Manger bio, éthique et kasher: la nouvelle “tsniout”

© Michaël Serfaty

*La tsniout recouvre la « modestie religieuse » ou la pudeur, souvent appliquée aux règles vestimentaires en monde orthodoxe

QUATRE QUESTIONS AU RABBIN DAN SMOKLER

Considérez-vous que consommer bio et/ou éthique soit une pratique juive ?

Je crois qu’il faut distinguer entre ce qui relève de la halakhah et ce qui est juif comme catégorie culturelle. La halakha se résume aux pratiques qui ont été définies par les autorités rabbiniques comme cadre législatif juif. Donc, est-ce que je considère que manger bio ou local est un acte moralement bien? Oui, absolument. Dans la mesure où la production de nourriture bio est moins néfaste pour la terre, où la consommation locale provoque moins d’émissions de CO2 et renforce les liens entre les individus, ce sont de bonnes choses. D’une façon générale, être attentif à l’environnement est certainement une injonction halakhique. Pour autant, ne pas le faire ne relève pas d’un interdit légal juif. Donc cela n’entre pas dans la définition du caractère kasher ou non d’un aliment.

Comprenez-vous pourquoi certains mouvements orthodoxes refusent de reconnaître la validité des nouveaux labels dits « éco-kasher » ou « éthico-kasher » ?

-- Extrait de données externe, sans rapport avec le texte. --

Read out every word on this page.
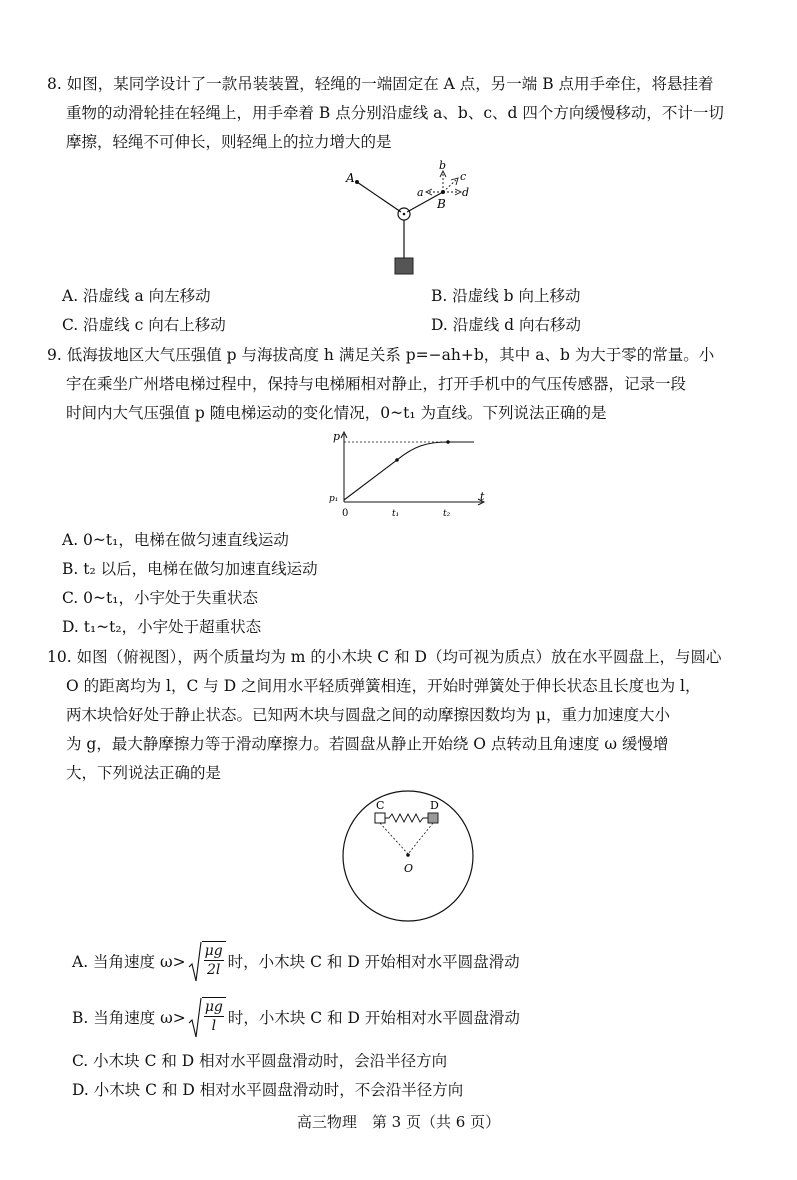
8. 如图，某同学设计了一款吊装装置，轻绳的一端固定在 A 点，另一端 B 点用手牵住，将悬挂着
重物的动滑轮挂在轻绳上，用手牵着 B 点分别沿虚线 a、b、c、d 四个方向缓慢移动，不计一切
摩擦，轻绳不可伸长，则轻绳上的拉力增大的是
A
B
a
b
c
d
A. 沿虚线 a 向左移动	B. 沿虚线 b 向上移动
C. 沿虚线 c 向右上移动	D. 沿虚线 d 向右移动
9. 低海拔地区大气压强值 p 与海拔高度 h 满足关系 p=−ah+b，其中 a、b 为大于零的常量。小
宇在乘坐广州塔电梯过程中，保持与电梯厢相对静止，打开手机中的气压传感器，记录一段
时间内大气压强值 p 随电梯运动的变化情况，0~t₁ 为直线。下列说法正确的是
p
t
0
p₁
t₁	t₂
A. 0~t₁，电梯在做匀速直线运动
B. t₂ 以后，电梯在做匀加速直线运动
C. 0~t₁，小宇处于失重状态
D. t₁~t₂，小宇处于超重状态
10. 如图（俯视图），两个质量均为 m 的小木块 C 和 D（均可视为质点）放在水平圆盘上，与圆心
O 的距离均为 l，C 与 D 之间用水平轻质弹簧相连，开始时弹簧处于伸长状态且长度也为 l，
两木块恰好处于静止状态。已知两木块与圆盘之间的动摩擦因数均为 μ，重力加速度大小
为 g，最大静摩擦力等于滑动摩擦力。若圆盘从静止开始绕 O 点转动且角速度 ω 缓慢增
大，下列说法正确的是
C	D
O
A. 当角速度 $\omega> \frac{\mu g}{2l}$ 时，小木块 C 和 D 开始相对水平圆盘滑动
B. 当角速度 $\omega> \frac{\mu g}{l}$ 时，小木块 C 和 D 开始相对水平圆盘滑动
C. 小木块 C 和 D 相对水平圆盘滑动时，会沿半径方向
D. 小木块 C 和 D 相对水平圆盘滑动时，不会沿半径方向
高三物理　第 3 页（共 6 页）
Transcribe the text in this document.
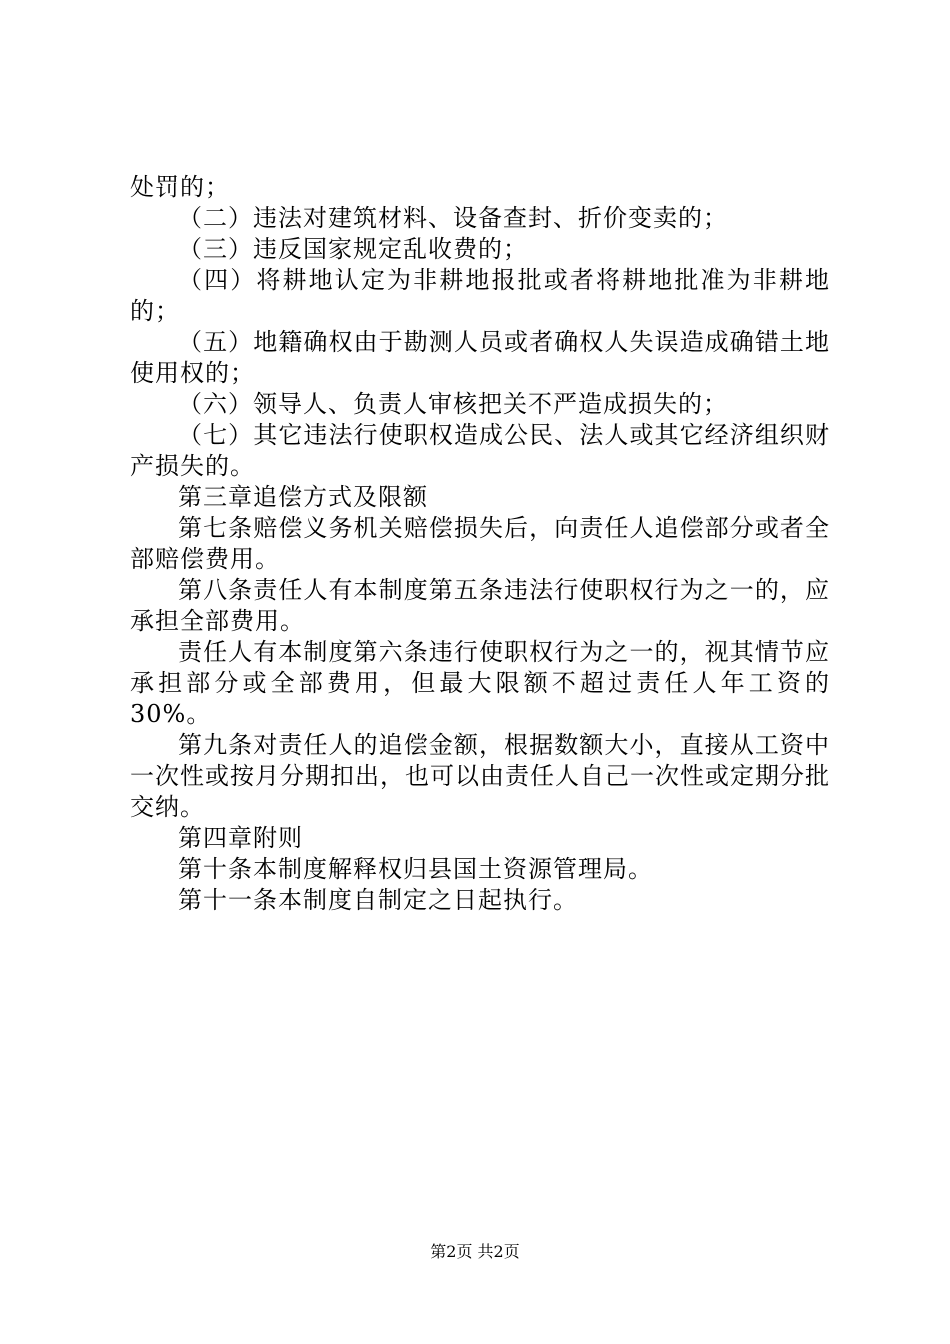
处罚的；

（二）违法对建筑材料、设备查封、折价变卖的；

（三）违反国家规定乱收费的；

（四）将耕地认定为非耕地报批或者将耕地批准为非耕地的；

（五）地籍确权由于勘测人员或者确权人失误造成确错土地使用权的；

（六）领导人、负责人审核把关不严造成损失的；

（七）其它违法行使职权造成公民、法人或其它经济组织财产损失的。

第三章追偿方式及限额

第七条赔偿义务机关赔偿损失后，向责任人追偿部分或者全部赔偿费用。

第八条责任人有本制度第五条违法行使职权行为之一的，应承担全部费用。

责任人有本制度第六条违行使职权行为之一的，视其情节应承担部分或全部费用，但最大限额不超过责任人年工资的30%。

第九条对责任人的追偿金额，根据数额大小，直接从工资中一次性或按月分期扣出，也可以由责任人自己一次性或定期分批交纳。

第四章附则

第十条本制度解释权归县国土资源管理局。

第十一条本制度自制定之日起执行。

第2页 共2页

En premier lieu, la loi juive, par nature, est conservative et a tendance à résister à l’innovation. Les lois que nous pratiquons résultent des interprétations du texte par les Sages, autrement dit par des êtres humains ; et les êtres humains, par définition, ne sont pas parfaits. La kashrout est d’abord une question de contexte rituel de la production. Je considère que de la nourriture produite de façon non-éthique – lorsque des animaux sont torturés, des ouvriers maltraités ou que les producteurs sont malhonnêtes – ne devrait pas être consommée. Savoir si elle est kasher relèverait plus de questions de catégories. Mais disons que je la considérerais inappropriée. Un exemple classique est que le sacrificateur, le shohet, doit être moralement irréprochable. Nous avons eu ces derniers temps aux États-Unis des cas de sacrificateurs qui fraudaient le fisc, employaient des travailleurs clandestins, bafouaient le droit du travail ; leur production ne devrait pas être considérée comme kasher.

Cela n’empêche t-il de facto la production industrielle de viande kasher ? Comment savoir qui est le shohet qui a mis à mort l’animal que vous mangez ?

D’une façon générale, l’agriculture de masse et l’élevage industriel posent question. On se rend compte que la viande kasher ne devrait pas être produite de façon industrielle. Cela la rend-il non-kasher ? Certes non, mais cela reste quelque chose que nous ne devrions pas faire. il y a des choses comme ça, que vous pouvez faire, qui sont permises, mais que vous ne devriez pas faire malgré tout. Par exemple, il est permis de boire des milliers de sortes de vin kasher ; cela ne veut pas dire que vous devriez le faire ni que vous seriez une personne « morale » si vous le faisiez.

Quels seraient vos conseils pour mener une vie juive et responsable ?

Je crois que les gens doivent se modeler des représentations intégrées. Je veux dire par là que si vous observez strictement la kashrout, vous êtes également sensible à la bientraitance des animaux et à l’état de la planète. Je sais bien qu’au niveau culturel, il est particulièrement difficile pour les juifs orthodoxes d’accepter les critiques qui viennent de gens qui ne sont pas aussi stricts qu’eux quant à la kashrout.
Je voudrais voir les gens se modeler un mode de vie juif modeste, tsniout. Et par modeste, je n’entends pas la façon dont se vêtissent les femmes, mais la façon dont nous consommons. Il faut inventer la nouvelle tsniout: partager nos ressources, essayer de consommer raisonnablement, vivre humblement. Bien sûr ce n’est pas facile, ni pour les autres ni pour moi-même, mais je crois que c’est vers cela que nous devrions tendre.